I knew the best way for me to not be overwhelmed with her absence was to embrace it head on and not to ignore it. So when Dylan and I were finalizing a date and my parent’s wedding anniversary fell perfectly on a Saturday, I knew that was the perfect time. Since Mom had passed, we had spent every anniversary with my father so that he didn’t feel alone. And when I asked him if Dylan and I could use the date, he said of course. He thought it was a great way to honor their marriage and said that Mom would’ve loved it. I thought so too.
Another way I embraced her absence was by honoring her on the day of. We, of course, had a memory table for all of our lost loved ones, but I also carried her wedding and engagement rings on my bouquet. It was nice to have a piece of her so close to me throughout the entire day: from walking down the aisle, to saying my vows, to stuffing my face with donuts, and dancing all night. Having those rings with me reminded me that she was with me, even if she wasn’t physically here.
These are all things that I would advise any motherless bride to do. Look on Pinterest, find the right way to honor her, and do it. But know that it isn’t gong to be enough. Nothing will. There will definitely still be trigger moments throughout the planning, rehearsing, and actual day that will leave you in puddles of tears and constantly asking yourself why me, why my mother.
These triggers come out of nowhere, but don’t fight them. If you’ve lost a parent, you know that holding in that stinging pain leads to all-of-a-sudden, uncontrollable breakdowns on birthdays, deathdays, holidays, Tuesdays, and they always to happen at the most inconvenient time. Be prepared for the triggers, the meltdowns, and the tears and let them happen. They’re going to happen anyways.
Finding the perfect dress was a trigger for me. Growing up, my mother was always the one who found the most unique and stylish clothes for my sister and I. Whether it was a new skirt or putting black hair dye in my blonde hair, she always supported and encouraged our new ideas. So when I had to apply this encouragement to finding my wedding dress, I froze. I couldn’t decide what kind of dress I wanted and I probably tried on over 50 different dresses. My mother found her wedding dress at a second-hand store so I knew she would tell me that I was overthinking the whole thing, and I would’ve given anything to have her here to tell me that. Not having her opinion was definitely a trigger I battled.
Don’t worry, I did eventually get it together and found a great dress that I absolutely love.

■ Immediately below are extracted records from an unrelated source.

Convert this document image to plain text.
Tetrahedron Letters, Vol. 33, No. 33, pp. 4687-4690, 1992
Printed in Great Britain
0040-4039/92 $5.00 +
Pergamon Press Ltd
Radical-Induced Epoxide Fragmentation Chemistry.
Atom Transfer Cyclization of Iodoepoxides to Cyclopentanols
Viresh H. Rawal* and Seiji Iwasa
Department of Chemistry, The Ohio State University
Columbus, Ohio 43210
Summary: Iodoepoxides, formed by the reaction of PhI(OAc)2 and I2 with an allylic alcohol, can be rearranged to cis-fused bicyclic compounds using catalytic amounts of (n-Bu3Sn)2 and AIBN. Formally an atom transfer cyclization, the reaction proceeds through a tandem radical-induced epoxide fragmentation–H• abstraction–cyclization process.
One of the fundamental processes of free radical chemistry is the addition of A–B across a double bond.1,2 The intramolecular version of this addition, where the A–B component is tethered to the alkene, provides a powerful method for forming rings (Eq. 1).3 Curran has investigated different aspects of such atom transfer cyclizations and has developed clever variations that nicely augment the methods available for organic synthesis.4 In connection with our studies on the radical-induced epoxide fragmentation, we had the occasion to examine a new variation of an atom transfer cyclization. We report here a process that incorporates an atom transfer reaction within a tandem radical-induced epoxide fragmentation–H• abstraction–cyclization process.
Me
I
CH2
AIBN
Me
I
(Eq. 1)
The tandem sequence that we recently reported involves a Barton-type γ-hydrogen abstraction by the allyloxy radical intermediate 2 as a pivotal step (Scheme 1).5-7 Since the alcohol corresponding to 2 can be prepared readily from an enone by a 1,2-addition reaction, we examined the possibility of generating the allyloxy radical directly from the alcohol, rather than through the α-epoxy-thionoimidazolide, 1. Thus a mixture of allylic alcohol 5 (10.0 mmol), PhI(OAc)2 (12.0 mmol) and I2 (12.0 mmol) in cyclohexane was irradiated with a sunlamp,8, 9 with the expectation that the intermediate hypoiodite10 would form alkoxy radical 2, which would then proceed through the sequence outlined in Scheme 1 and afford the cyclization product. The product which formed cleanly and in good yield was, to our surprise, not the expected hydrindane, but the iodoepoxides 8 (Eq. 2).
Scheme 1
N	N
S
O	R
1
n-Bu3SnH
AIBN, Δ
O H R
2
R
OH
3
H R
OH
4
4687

Another trigger for me was at the beginning of our wedding ceremony. I was already crying–it is such an emotional moment to see the love of your life waiting for you at the end of the aisle–so it was a fitting moment to be triggered. Our pastor, Phillip, asked my father the traditional: “Who gives this woman to this man?” And he answered: “Her mother and I.” It was so simple, yet such a sweet way to include her into the moment. I know my father felt the pain of her absence too… She was supposed to be waiting for him in the front row and they were supposed to “give me away” together. But with my father’s four simple words… they did give me away together. I loved it and it still makes me cry to this day.
Although the triggers will probably make you shed unhappy tears on your wedding day, it won’t take away from the immense happiness you will also feel when you marry the love of your life. Though my wedding was nothing like I pictured without my mother, it was still one of the happiest days of my life. And the best advice I can give to anyone going through the same thing is to cry those tears, feel that sting in your heart, let yourself embrace that pain… and then soak up as much of your day with your spouse, your family, and your friends as you can. Because if anyone in this world knows how short life really is, it’s the ones who have lost the someone who was most dearest to their heart. It’s the motherless bride.
So don’t look back and see who was missing, as hard as that will be. Look back and remember what you gained: a spouse that will love you and support you throughout all your future triggered moments.